Artinya : inilah bernama Kotaragama, dan ini cerita sang Raja di Surya Alam, adapun diceritakan , karena sang raja dianugrahkan keagungan oleh Allah . Karena tiada persamaannyan dengan raja-raja lain, sebab sangat adil kepada rakyat, tidak takabur kepada Allah. Senantiasa berdoa agar dirinya tidak terkena aib . Apabila istirahat beliau membaca Alqur’an.

Kerajaan Surya alam kemungkinan adalah kerajaan Selaparang Islam yang hidup pada abad 16 sampai dengan tahun 1740 [1]

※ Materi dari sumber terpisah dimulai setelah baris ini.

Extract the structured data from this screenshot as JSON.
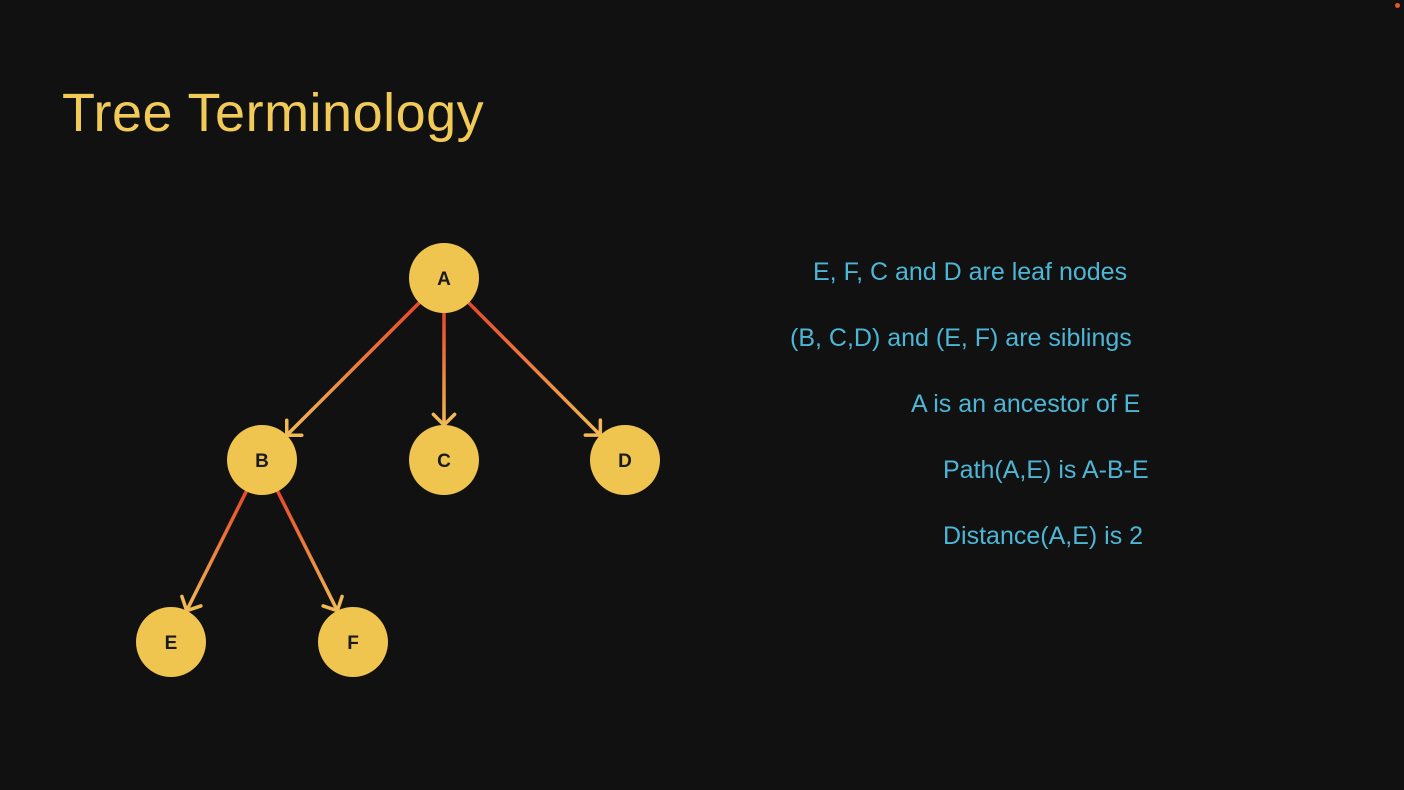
{
  "title": "Tree Terminology",
  "colors": {
    "background": "#111111",
    "title": "#f1ca58",
    "node_fill": "#efc550",
    "node_text": "#1a1a1a",
    "edge_start": "#e8482a",
    "edge_end": "#f1b954",
    "fact_text": "#4db6d6"
  },
  "diagram": {
    "nodes": [
      {
        "id": "A",
        "label": "A"
      },
      {
        "id": "B",
        "label": "B"
      },
      {
        "id": "C",
        "label": "C"
      },
      {
        "id": "D",
        "label": "D"
      },
      {
        "id": "E",
        "label": "E"
      },
      {
        "id": "F",
        "label": "F"
      }
    ],
    "edges": [
      {
        "from": "A",
        "to": "B"
      },
      {
        "from": "A",
        "to": "C"
      },
      {
        "from": "A",
        "to": "D"
      },
      {
        "from": "B",
        "to": "E"
      },
      {
        "from": "B",
        "to": "F"
      }
    ]
  },
  "facts": [
    "E, F, C and D are leaf nodes",
    "(B, C,D) and (E, F) are siblings",
    "A is an ancestor of E",
    "Path(A,E) is A-B-E",
    "Distance(A,E) is 2"
  ]
}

Kotaragama ternyata mengandung nilai-nilai penting antara lain adalah nilai kepemimpinan, kesejahteraan rakyat, keadilan, peraturan (hukum), berbagai segi kehidupan seperti, perkawinan, hutang piutang, pencurian, gadai , hak dan kewajiban rakyat , perpajakan  dan sebagainya, semua itu mengadung nilai moral dan sangsi hukum jika norma tersebut dilanggar. Hal-hal tersebut yang akan dibicarakan dalam pengkajian ini, karena hal tersebut  kini menjadi  issue pokok dalam pembangunan bangsa dan pembangunan dunia.  Kebijakan pemerintah dalam upaya menyejahterakan masyarakat seperti;  pengenatasan kemiskinan, issue keadilan, penghormatan terhadap hak azasi manusia, pendidikan dan kesehatan menjadi program pembangunan yang terus diupayakan.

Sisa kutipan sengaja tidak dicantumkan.